Peraí! Eu disse “sem maiores emoções”? Se uma tia-avó com enxaquecas, familiares acidentados, irmãos desaparecidos e telefones celulares fora de área não representam nenhuma emoção para mim, só posso estar ficando louca mesmo!

Pois é, o final de semana não foi nada básico. Muitas emoções. Ruins, diga-se de passagem. Tudo bem que nem coloquei a cara pra fora da janela. Não, não foi o frio que se abateu por aqui somente, mas também as aflições que nos faziam correr no primeiro segundo de cada toque de cada telefonema, à espera de notícias: da tia-avó, dos familiares acidentados, do irmão n° 1 e ou do irmão n° 2. Nem o sambinha esperto no A Gosto de Deus, convite da Dô, me fez querer entrar na roda… E neste tempinho, nada com um cinema em casa!

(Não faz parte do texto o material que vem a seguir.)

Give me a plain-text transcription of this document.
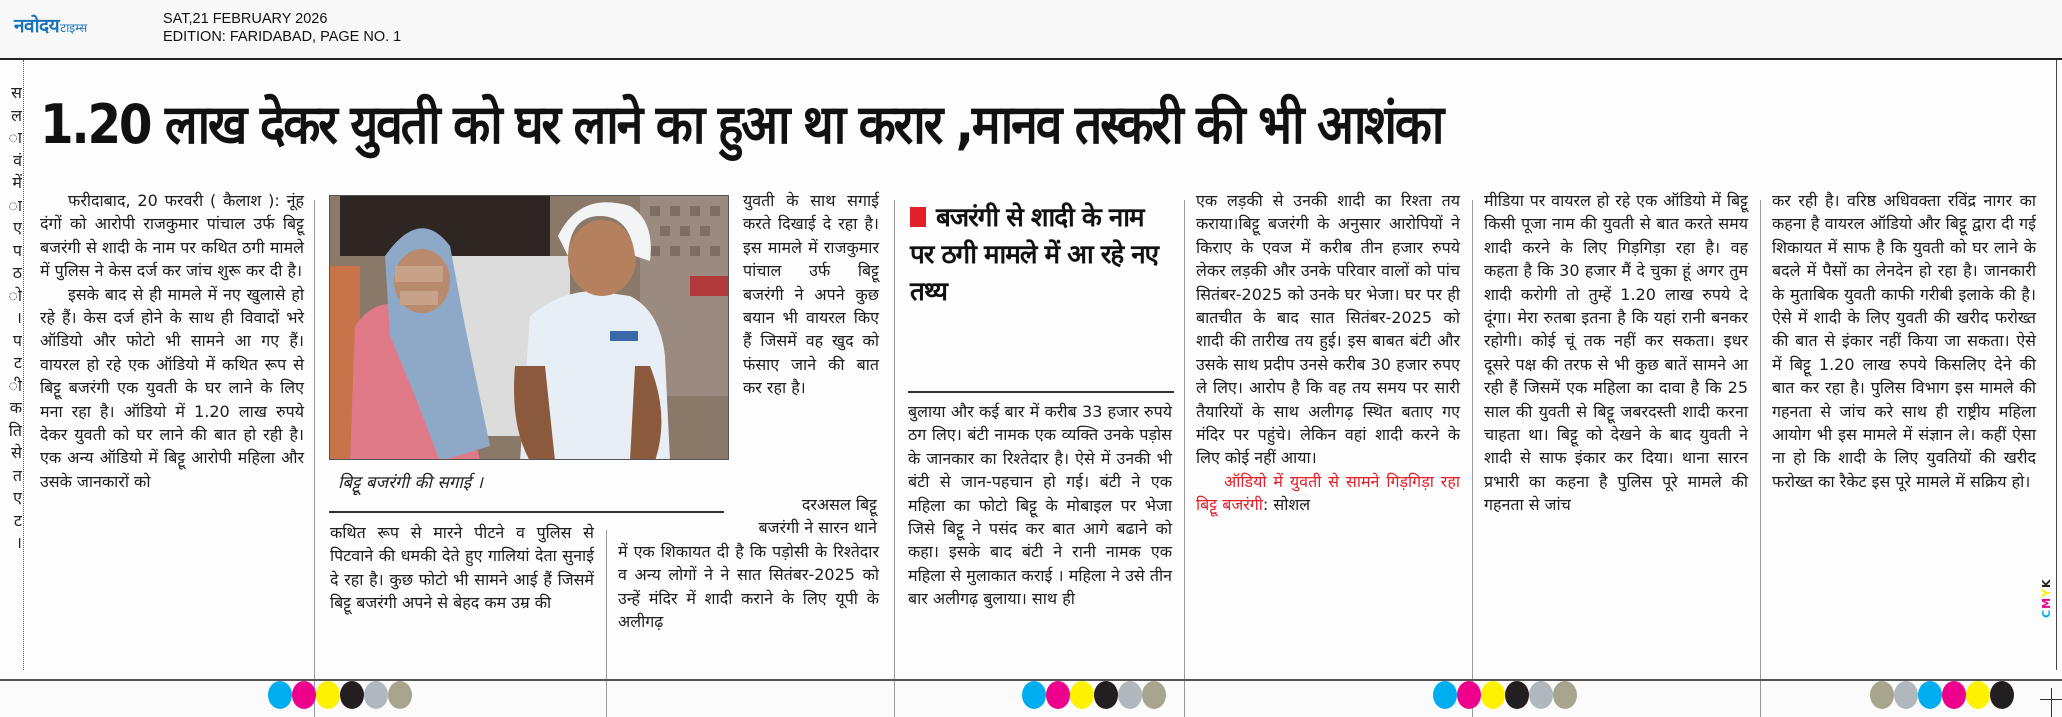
नवोदय टाइम्स
SAT,21 FEBRUARY 2026
EDITION: FARIDABAD, PAGE NO. 1
स
ल
ा
वं
में
ा
ए
प
ठ
ो
।
प
ट
ी
क
ति
से
त
ए
ट
।
1.20 लाख देकर युवती को घर लाने का हुआ था करार ,मानव तस्करी की भी आशंका

फरीदाबाद, 20 फरवरी ( कैलाश ): नूंह दंगों को आरोपी राजकुमार पांचाल उर्फ बिट्टू बजरंगी से शादी के नाम पर कथित ठगी मामले में पुलिस ने केस दर्ज कर जांच शुरू कर दी है।

इसके बाद से ही मामले में नए खुलासे हो रहे हैं। केस दर्ज होने के साथ ही विवादों भरे ऑडियो और फोटो भी सामने आ गए हैं। वायरल हो रहे एक ऑडियो में कथित रूप से बिट्टू बजरंगी एक युवती के घर लाने के लिए मना रहा है। ऑडियो में 1.20 लाख रुपये देकर युवती को घर लाने की बात हो रही है। एक अन्य ऑडियो में बिट्टू आरोपी महिला और उसके जानकारों को	बिट्टू बजरंगी की सगाई ।

कथित रूप से मारने पीटने व पुलिस से पिटवाने की धमकी देते हुए गालियां देता सुनाई दे रहा है। कुछ फोटो भी सामने आई हैं जिसमें बिट्टू बजरंगी अपने से बेहद कम उम्र की

युवती के साथ सगाई करते दिखाई दे रहा है।इस मामले में राजकुमार पांचाल उर्फ बिट्टू बजरंगी ने अपने कुछ बयान भी वायरल किए हैं जिसमें वह खुद को फंसाए जाने की बात कर रहा है।

दरअसल बिट्टू

बजरंगी ने सारन थाने

में एक शिकायत दी है कि पड़ोसी के रिश्तेदार व अन्य लोगों ने ने सात सितंबर-2025 को उन्हें मंदिर में शादी कराने के लिए यूपी के अलीगढ़

बजरंगी से शादी के नाम पर ठगी मामले में आ रहे नए तथ्य

बुलाया और कई बार में करीब 33 हजार रुपये ठग लिए। बंटी नामक एक व्यक्ति उनके पड़ोस के जानकार का रिश्तेदार है। ऐसे में उनकी भी बंटी से जान-पहचान हो गई। बंटी ने एक महिला का फोटो बिट्टू के मोबाइल पर भेजा जिसे बिट्टू ने पसंद कर बात आगे बढाने को कहा। इसके बाद बंटी ने रानी नामक एक महिला से मुलाकात कराई । महिला ने उसे तीन बार अलीगढ़ बुलाया। साथ ही

एक लड़की से उनकी शादी का रिश्ता तय कराया।बिट्टू बजरंगी के अनुसार आरोपियों ने किराए के एवज में करीब तीन हजार रुपये लेकर लड़की और उनके परिवार वालों को पांच सितंबर-2025 को उनके घर भेजा। घर पर ही बातचीत के बाद सात सितंबर-2025 को शादी की तारीख तय हुई। इस बाबत बंटी और उसके साथ प्रदीप उनसे करीब 30 हजार रुपए ले लिए। आरोप है कि वह तय समय पर सारी तैयारियों के साथ अलीगढ़ स्थित बताए गए मंदिर पर पहुंचे। लेकिन वहां शादी करने के लिए कोई नहीं आया।

ऑडियो में युवती से सामने गिड़गिड़ा रहा बिट्टू बजरंगी: सोशल

मीडिया पर वायरल हो रहे एक ऑडियो में बिट्टू किसी पूजा नाम की युवती से बात करते समय शादी करने के लिए गिड़गिड़ा रहा है। वह कहता है कि 30 हजार मैं दे चुका हूं अगर तुम शादी करोगी तो तुम्हें 1.20 लाख रुपये दे दूंगा। मेरा रुतबा इतना है कि यहां रानी बनकर रहोगी। कोई चूं तक नहीं कर सकता। इधर दूसरे पक्ष की तरफ से भी कुछ बातें सामने आ रही हैं जिसमें एक महिला का दावा है कि 25 साल की युवती से बिट्टू जबरदस्ती शादी करना चाहता था। बिट्टू को देखने के बाद युवती ने शादी से साफ इंकार कर दिया। थाना सारन प्रभारी का कहना है पुलिस पूरे मामले की गहनता से जांच

कर रही है। वरिष्ठ अधिवक्ता रविंद्र नागर का कहना है वायरल ऑडियो और बिट्टू द्वारा दी गई शिकायत में साफ है कि युवती को घर लाने के बदले में पैसों का लेनदेन हो रहा है। जानकारी के मुताबिक युवती काफी गरीबी इलाके की है। ऐसे में शादी के लिए युवती की खरीद फरोख्त की बात से इंकार नहीं किया जा सकता। ऐसे में बिट्टू 1.20 लाख रुपये किसलिए देने की बात कर रहा है। पुलिस विभाग इस मामले की गहनता से जांच करे साथ ही राष्ट्रीय महिला आयोग भी इस मामले में संज्ञान ले। कहीं ऐसा ना हो कि शादी के लिए युवतियों की खरीद फरोख्त का रैकेट इस पूरे मामले में सक्रिय हो।

CMYK
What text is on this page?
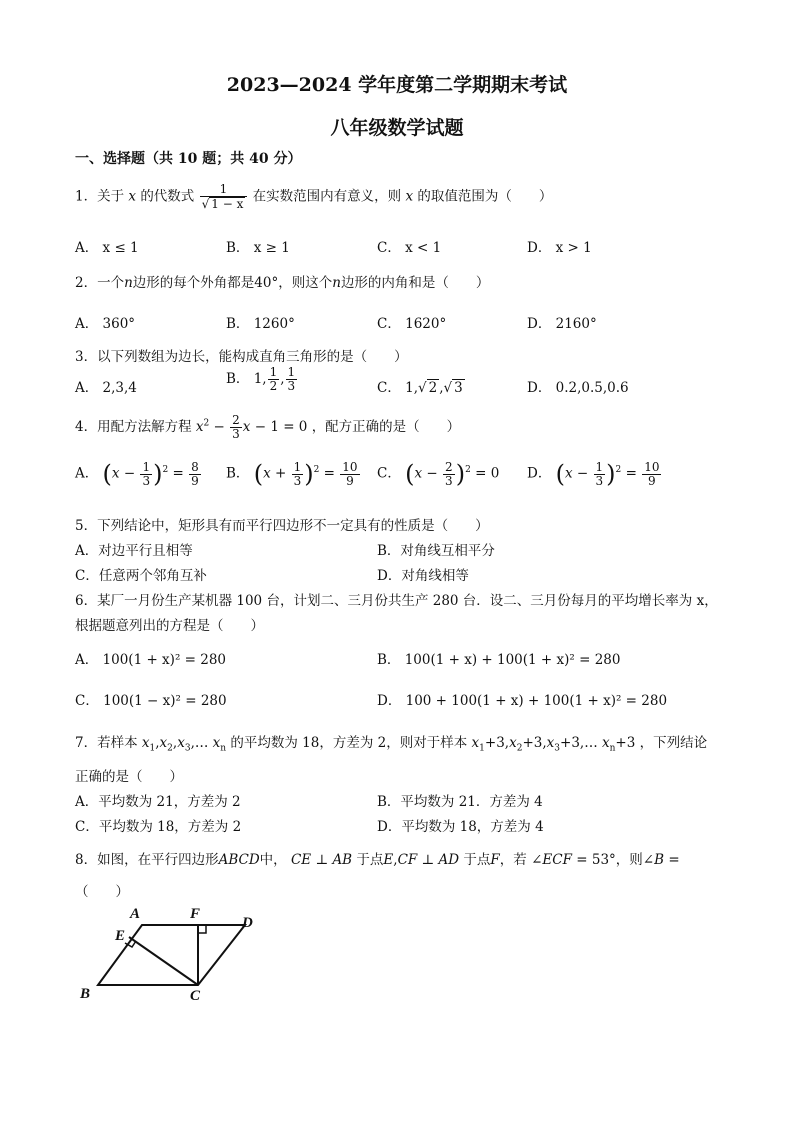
2023—2024 学年度第二学期期末考试
八年级数学试题
一、选择题（共 10 题；共 40 分）
1．关于 x 的代数式 $\frac{1}{√ 1 - x}$ 在实数范围内有意义，则 x 的取值范围为（　　）
A． x ≤ 1	B． x ≥ 1	C． x < 1	D． x > 1
2．一个n边形的每个外角都是40°，则这个n边形的内角和是（　　）
A． 360°	B． 1260°	C． 1620°	D． 2160°
3．以下列数组为边长，能构成直角三角形的是（　　）
A． 2,3,4
B． 1, $\frac{1}{2}$ , $\frac{1}{3}$	C． 1,√ 2 ,√ 3	D． 0.2,0.5,0.6
4．用配方法解方程 $x^2 - \frac{2}{3}$ x − 1 = 0 ，配方正确的是（　　）
A． $(x - \frac{1}{3} )^2 = \frac{8}{9}$ B． $(x + \frac{1}{3} )^2 = \frac{10}{9}$ C． $(x - \frac{2}{3} )^2 = 0$ D． $(x - \frac{1}{3} )^2 = \frac{10}{9}$
5．下列结论中，矩形具有而平行四边形不一定具有的性质是（　　）
A．对边平行且相等	B．对角线互相平分
C．任意两个邻角互补	D．对角线相等
6．某厂一月份生产某机器 100 台，计划二、三月份共生产 280 台．设二、三月份每月的平均增长率为 x，
根据题意列出的方程是（　　）
A． 100(1 + x)² = 280	B． 100(1 + x) + 100(1 + x)² = 280
C． 100(1 − x)² = 280	D． 100 + 100(1 + x) + 100(1 + x)² = 280
7．若样本 $x_1,x_2,x_3,\dots$ $x_n$ 的平均数为 18，方差为 2，则对于样本 $x_1+3,x_2+3,x_3+3,\dots$ $x_n+3$ ，下列结论
正确的是（　　）
A．平均数为 21，方差为 2	B．平均数为 21．方差为 4
C．平均数为 18，方差为 2	D．平均数为 18，方差为 4
8．如图，在平行四边形ABCD中， CE ⊥ AB 于点E,CF ⊥ AD 于点F，若 ∠ECF = 53°，则∠B =
（　　）
A	F
D
E
B	C
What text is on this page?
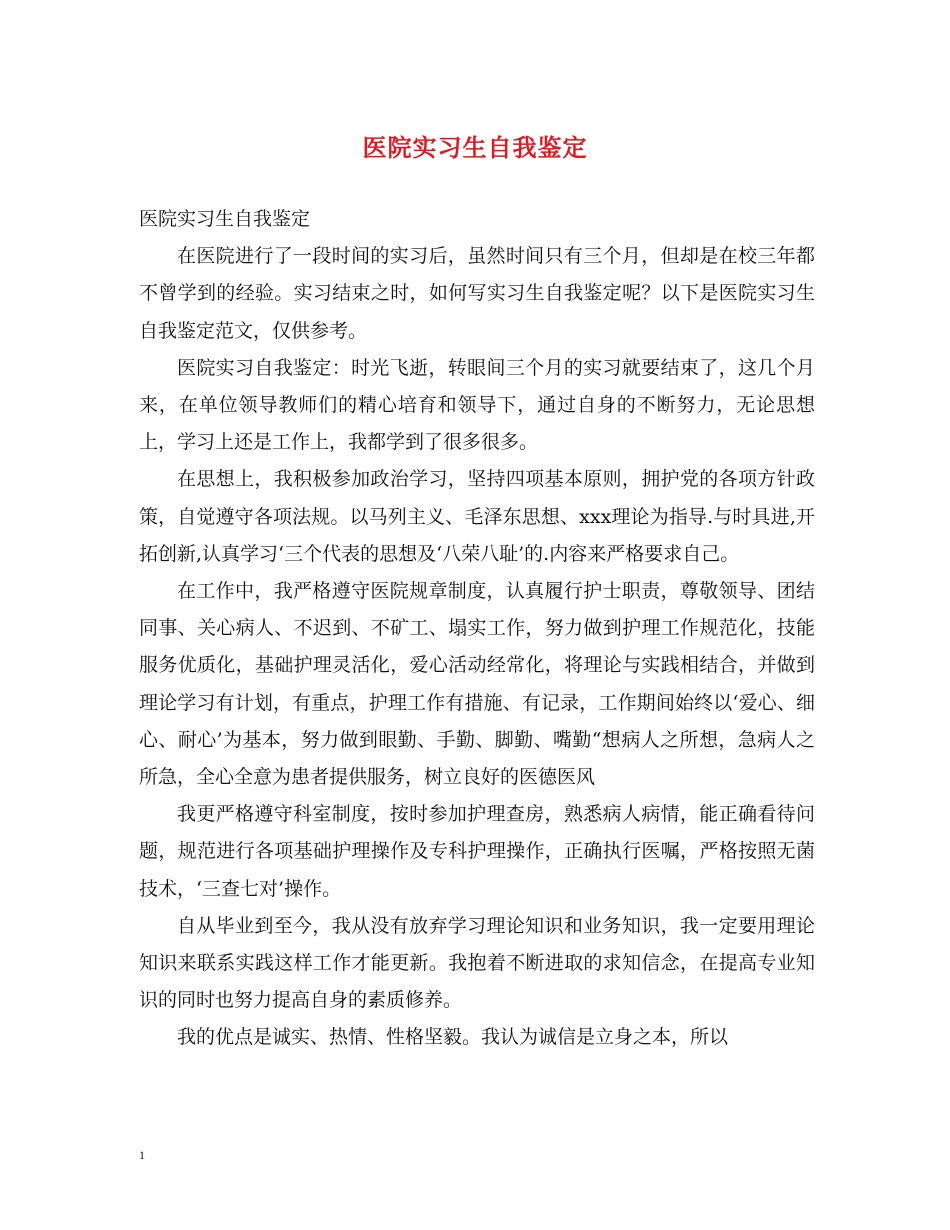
医院实习生自我鉴定

医院实习生自我鉴定

在医院进行了一段时间的实习后，虽然时间只有三个月，但却是在校三年都不曾学到的经验。实习结束之时，如何写实习生自我鉴定呢？以下是医院实习生自我鉴定范文，仅供参考。

医院实习自我鉴定：时光飞逝，转眼间三个月的实习就要结束了，这几个月来，在单位领导教师们的精心培育和领导下，通过自身的不断努力，无论思想上，学习上还是工作上，我都学到了很多很多。

在思想上，我积极参加政治学习，坚持四项基本原则，拥护党的各项方针政策，自觉遵守各项法规。以马列主义、毛泽东思想、xxx理论为指导.与时具进,开拓创新,认真学习‘三个代表的思想及‘八荣八耻’的.内容来严格要求自己。

在工作中，我严格遵守医院规章制度，认真履行护士职责，尊敬领导、团结同事、关心病人、不迟到、不矿工、塌实工作，努力做到护理工作规范化，技能服务优质化，基础护理灵活化，爱心活动经常化，将理论与实践相结合，并做到理论学习有计划，有重点，护理工作有措施、有记录，工作期间始终以‘爱心、细心、耐心’为基本，努力做到眼勤、手勤、脚勤、嘴勤“想病人之所想，急病人之所急，全心全意为患者提供服务，树立良好的医德医风

我更严格遵守科室制度，按时参加护理查房，熟悉病人病情，能正确看待问题，规范进行各项基础护理操作及专科护理操作，正确执行医嘱，严格按照无菌技术，‘三查七对’操作。

自从毕业到至今，我从没有放弃学习理论知识和业务知识，我一定要用理论知识来联系实践这样工作才能更新。我抱着不断进取的求知信念，在提高专业知识的同时也努力提高自身的素质修养。

我的优点是诚实、热情、性格坚毅。我认为诚信是立身之本，所以

1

E foram dois filmes legaizinhos:

Edukators

(Título original: Die Fetten Jahre sind vorbei)

Para mim a melhor surpresa deste filme foi me deparar com Daniel Brühl, o brilhante ator de Adeus Lênin (que se você ainda não viu, está perdendo tempo, pois simplesmente é um dos melhores filmes que já assisti na minha vida, sem exagero). Isto sem contar, é claro, com o desenrolar da história, que é sempre surpreendente, uma emoção atrás da outra, e o final então… (Bem, não posso contar aqui, né!) A trilha sonora também é um detalhe à parte, e a paisagem então… Aff! De tirar o fôlego! Só adianto que o filme é sobre uma dupla de rebeldes contemporâneos, que expressam sua indignação de forma pacífica: eles invadem mansões, trocam móveis e objetos de lugar e espalham mensagens de protesto. Interessou? Pois é, assista, vá na fé, que eu recomendo!

Cafundó

Aluguei este filme no escuro. Vi que era com o como personagem principal Lázaro Ramos e com a direção de Paulo Betti e aluguei. Nunca tinha ouvido falar, ninguém me disse nada, ao contrário do Edukators, que o mocinho da locadora de pronto me disse que era “muito, muito bom”. Então, o Cafundó é um filme assim… assim… Não sei explicar. É até interessante, a história é bem diferente, é adaptação de um livro, que conta a história de vida de Nhô João de Camargo. Preto Velho milagreiro, ele viveu no Brasil no final do Século XIX e início do Século XX em Sorocaba, interior do estado de São Paulo. Como a maioria dos filmes nacionais, achei um pouco lento, e a edição meio estranha, principalmente do princípio até quase a metade do filme, mas para quem curte a história do país deste período, e a cultura negra africana, é bem bacana. E ah! A fotografia é cuidadosa, mostrando lugares maravilhosos! Resumindo: recomendo só pra quem estiver a fim de assistir mesmo, se prender aos detalhes, e pessoas que gostam de tudo isso que falei.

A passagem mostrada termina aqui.